Circus!
by Bob Brail
On a mid-September weekend in 1923, three highly
anticipated trains arrived together in St. Charles. For weeks
residents of St. Charles County had looked forward Monday, September
17, 1923, for on that day the Al G. Barnes Circus would perform in
St. Charles. However, the appearance of a circus was nothing new to
the county. By this time, circuses had been coming to the county for
at least seventy years.
The earliest recorded circus performances in St.
Charles County date to before the Civil War. A search of the St.
Charles newspaper Der Demokrat indicates that these circus
visits were almost an annual event in the county from 1853 through
1878. And what an event the circus would have been!
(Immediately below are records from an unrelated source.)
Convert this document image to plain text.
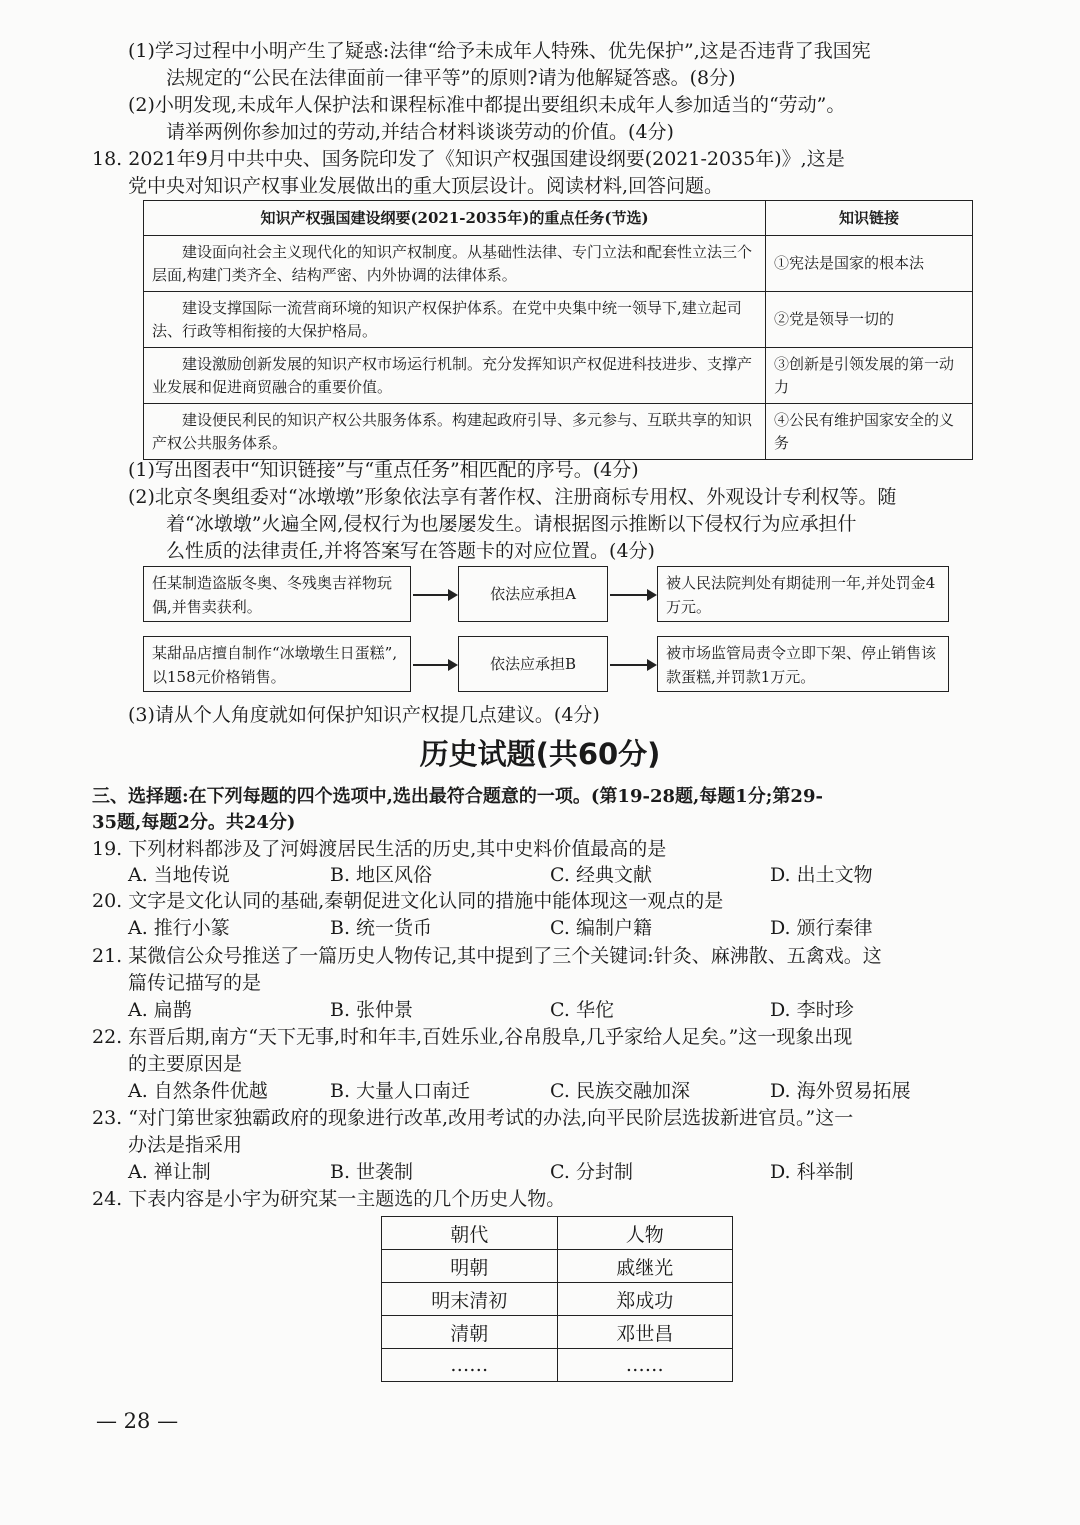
(1)学习过程中小明产生了疑惑:法律“给予未成年人特殊、优先保护”,这是否违背了我国宪
法规定的“公民在法律面前一律平等”的原则?请为他解疑答惑。(8分)
(2)小明发现,未成年人保护法和课程标准中都提出要组织未成年人参加适当的“劳动”。
请举两例你参加过的劳动,并结合材料谈谈劳动的价值。(4分)
18. 2021年9月中共中央、国务院印发了《知识产权强国建设纲要(2021-2035年)》,这是
党中央对知识产权事业发展做出的重大顶层设计。阅读材料,回答问题。
知识产权强国建设纲要(2021-2035年)的重点任务(节选)	知识链接
建设面向社会主义现代化的知识产权制度。从基础性法律、专门立法和配套性立法三个层面,构建门类齐全、结构严密、内外协调的法律体系。	①宪法是国家的根本法
建设支撑国际一流营商环境的知识产权保护体系。在党中央集中统一领导下,建立起司法、行政等相衔接的大保护格局。	②党是领导一切的
建设激励创新发展的知识产权市场运行机制。充分发挥知识产权促进科技进步、支撑产业发展和促进商贸融合的重要价值。	③创新是引领发展的第一动力
建设便民利民的知识产权公共服务体系。构建起政府引导、多元参与、互联共享的知识产权公共服务体系。	④公民有维护国家安全的义务
(1)写出图表中“知识链接”与“重点任务”相匹配的序号。(4分)
(2)北京冬奥组委对“冰墩墩”形象依法享有著作权、注册商标专用权、外观设计专利权等。随
着“冰墩墩”火遍全网,侵权行为也屡屡发生。请根据图示推断以下侵权行为应承担什
么性质的法律责任,并将答案写在答题卡的对应位置。(4分)
任某制造盗版冬奥、冬残奥吉祥物玩偶,并售卖获利。
依法应承担A
被人民法院判处有期徒刑一年,并处罚金4万元。
某甜品店擅自制作“冰墩墩生日蛋糕”,以158元价格销售。
依法应承担B
被市场监管局责令立即下架、停止销售该款蛋糕,并罚款1万元。
(3)请从个人角度就如何保护知识产权提几点建议。(4分)
历史试题(共60分)
三、选择题:在下列每题的四个选项中,选出最符合题意的一项。(第19-28题,每题1分;第29-
35题,每题2分。共24分)
19. 下列材料都涉及了河姆渡居民生活的历史,其中史料价值最高的是
A. 当地传说	B. 地区风俗	C. 经典文献	D. 出土文物
20. 文字是文化认同的基础,秦朝促进文化认同的措施中能体现这一观点的是
A. 推行小篆	B. 统一货币	C. 编制户籍	D. 颁行秦律
21. 某微信公众号推送了一篇历史人物传记,其中提到了三个关键词:针灸、麻沸散、五禽戏。这
篇传记描写的是
A. 扁鹊	B. 张仲景	C. 华佗	D. 李时珍
22. 东晋后期,南方“天下无事,时和年丰,百姓乐业,谷帛殷阜,几乎家给人足矣。”这一现象出现
的主要原因是
A. 自然条件优越	B. 大量人口南迁	C. 民族交融加深	D. 海外贸易拓展
23. “对门第世家独霸政府的现象进行改革,改用考试的办法,向平民阶层选拔新进官员。”这一
办法是指采用
A. 禅让制	B. 世袭制	C. 分封制	D. 科举制
24. 下表内容是小宇为研究某一主题选的几个历史人物。
朝代	人物
明朝	戚继光
明末清初	郑成功
清朝	邓世昌
……	……
— 28 —
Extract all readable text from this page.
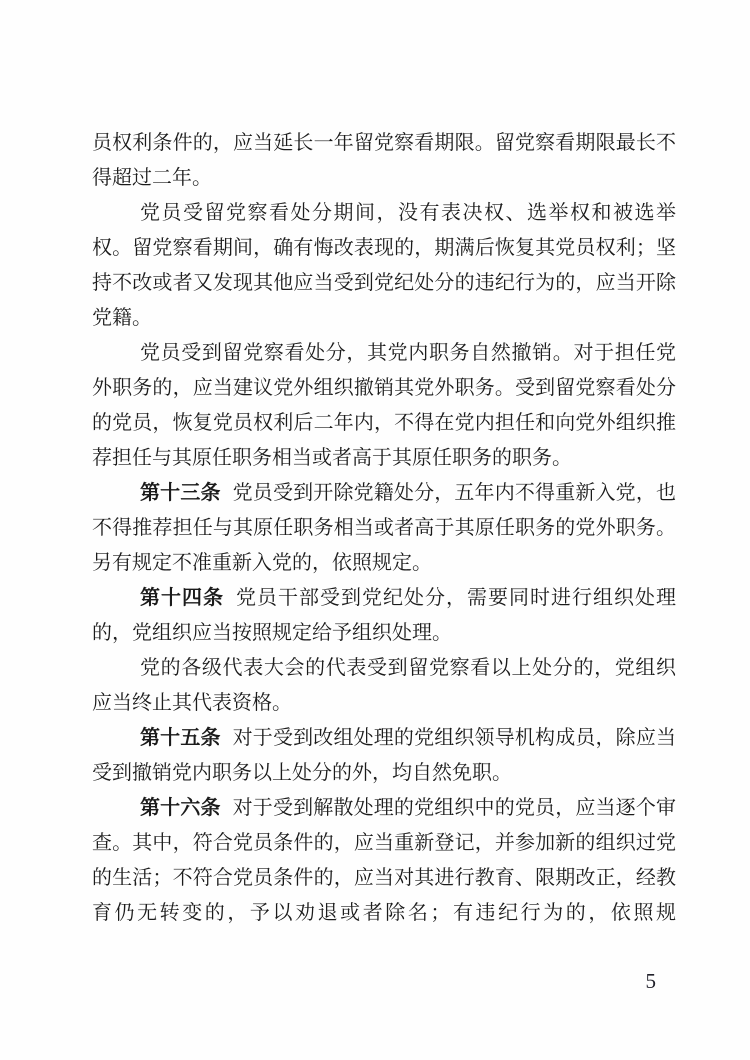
员权利条件的，应当延长一年留党察看期限。留党察看期限最长不得超过二年。

党员受留党察看处分期间，没有表决权、选举权和被选举权。留党察看期间，确有悔改表现的，期满后恢复其党员权利；坚持不改或者又发现其他应当受到党纪处分的违纪行为的，应当开除党籍。

党员受到留党察看处分，其党内职务自然撤销。对于担任党外职务的，应当建议党外组织撤销其党外职务。受到留党察看处分的党员，恢复党员权利后二年内，不得在党内担任和向党外组织推荐担任与其原任职务相当或者高于其原任职务的职务。

第十三条 党员受到开除党籍处分，五年内不得重新入党，也不得推荐担任与其原任职务相当或者高于其原任职务的党外职务。另有规定不准重新入党的，依照规定。

第十四条 党员干部受到党纪处分，需要同时进行组织处理的，党组织应当按照规定给予组织处理。

党的各级代表大会的代表受到留党察看以上处分的，党组织应当终止其代表资格。

第十五条 对于受到改组处理的党组织领导机构成员，除应当受到撤销党内职务以上处分的外，均自然免职。

第十六条 对于受到解散处理的党组织中的党员，应当逐个审查。其中，符合党员条件的，应当重新登记，并参加新的组织过党的生活；不符合党员条件的，应当对其进行教育、限期改正，经教育仍无转变的，予以劝退或者除名；有违纪行为的，依照规

5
One early circus to visit St. Charles was Yankee
Robinson's Big Show in 1865. In its twenty-first season, the circus
advertised itself as an “immense congress of exhibitions.” The
description was accurate for the show contained several very unusual
acts. “The Great New York Circus Act” involved forty horses,
ponies, and mules, and six female performers. “The Silver Mountain
Equestrian Bears” dressed in costumes and danced, drove in harness,
and drilled like soldiers, among other things. “Tom Thumb's
Lilliputian Charge” had been performed before “all the crowned
heads of Europe” (a close look at the fine print clarified that Tom
Thumb himself would not appear). There were the “dangerous and
firece . . . O'Reilly's Untameable Bisons” from the Himalalya
Mountains and Monsieur Clarrie's monkies, ponies, dogs, and goats.
The Snow Brothers performed their “Great Gladiatorium” and not to
be missed was the “Double Troup of Comic Mules.” The biggest
attraction, though, may have been the 26-inch tall General Grant,
Jr., the “Smallest Man Living,” who had previously exhibited at
the Barnum Museum in New York City.
The photograph below of a circus train and poster was very likely
taken by a young girl from rural Hamburg when she attended the Al G.
Barnes Circus in St. Charles on Monday, September 17, 1923. On the
morning of the circus, a two-mile long parade of 1200 animals, six
bands, three calliopes, and sixty-five clowns walked through St.
Charles to the thrill of onlookers. The four-ring circus consisted
of 110 acts, all involving animals in some way, including reindeer,
rabbits, eagles, ostriches, kangaroos, and llamas, besides the
typical circus animals. There was Tusko, the “largest creature
that walks the earth,” a ten ton elephant. “Alice in Jungleland”
was a musical production that featured hundreds of dancers, singers,
and animals. Lions, tigers, and leopards performed to the commands
of wild animal trainers, who were mostly women. The circus boasted
550 horses, some of which performed in an act featuring sixty dancing
horses and sixty girls. The circus also had Johaan Aassen, the eight
feet nine inch Norwegian giant, along with sixteen “Lilliputians.”
Since the
release of the musical The Greatest Showman, which chronicles
the career of circus great Phineas T. Barnum, there has been an
increased of interest in the circus. Interest in the circus,however,
goes back many generations in America, including this area. Although
circuses “under the big top” are now a rarity, there was a time
in St. Charles County when people looked forward to regular visits of
traveling circuses.
Sources: Circusandsideshows.com; Circusinamerica.org; Der Demokrat
(digitalshsmo.org); St. Charles Cosmos-Monitor
(youranswerplace.org); Wikipedia.org.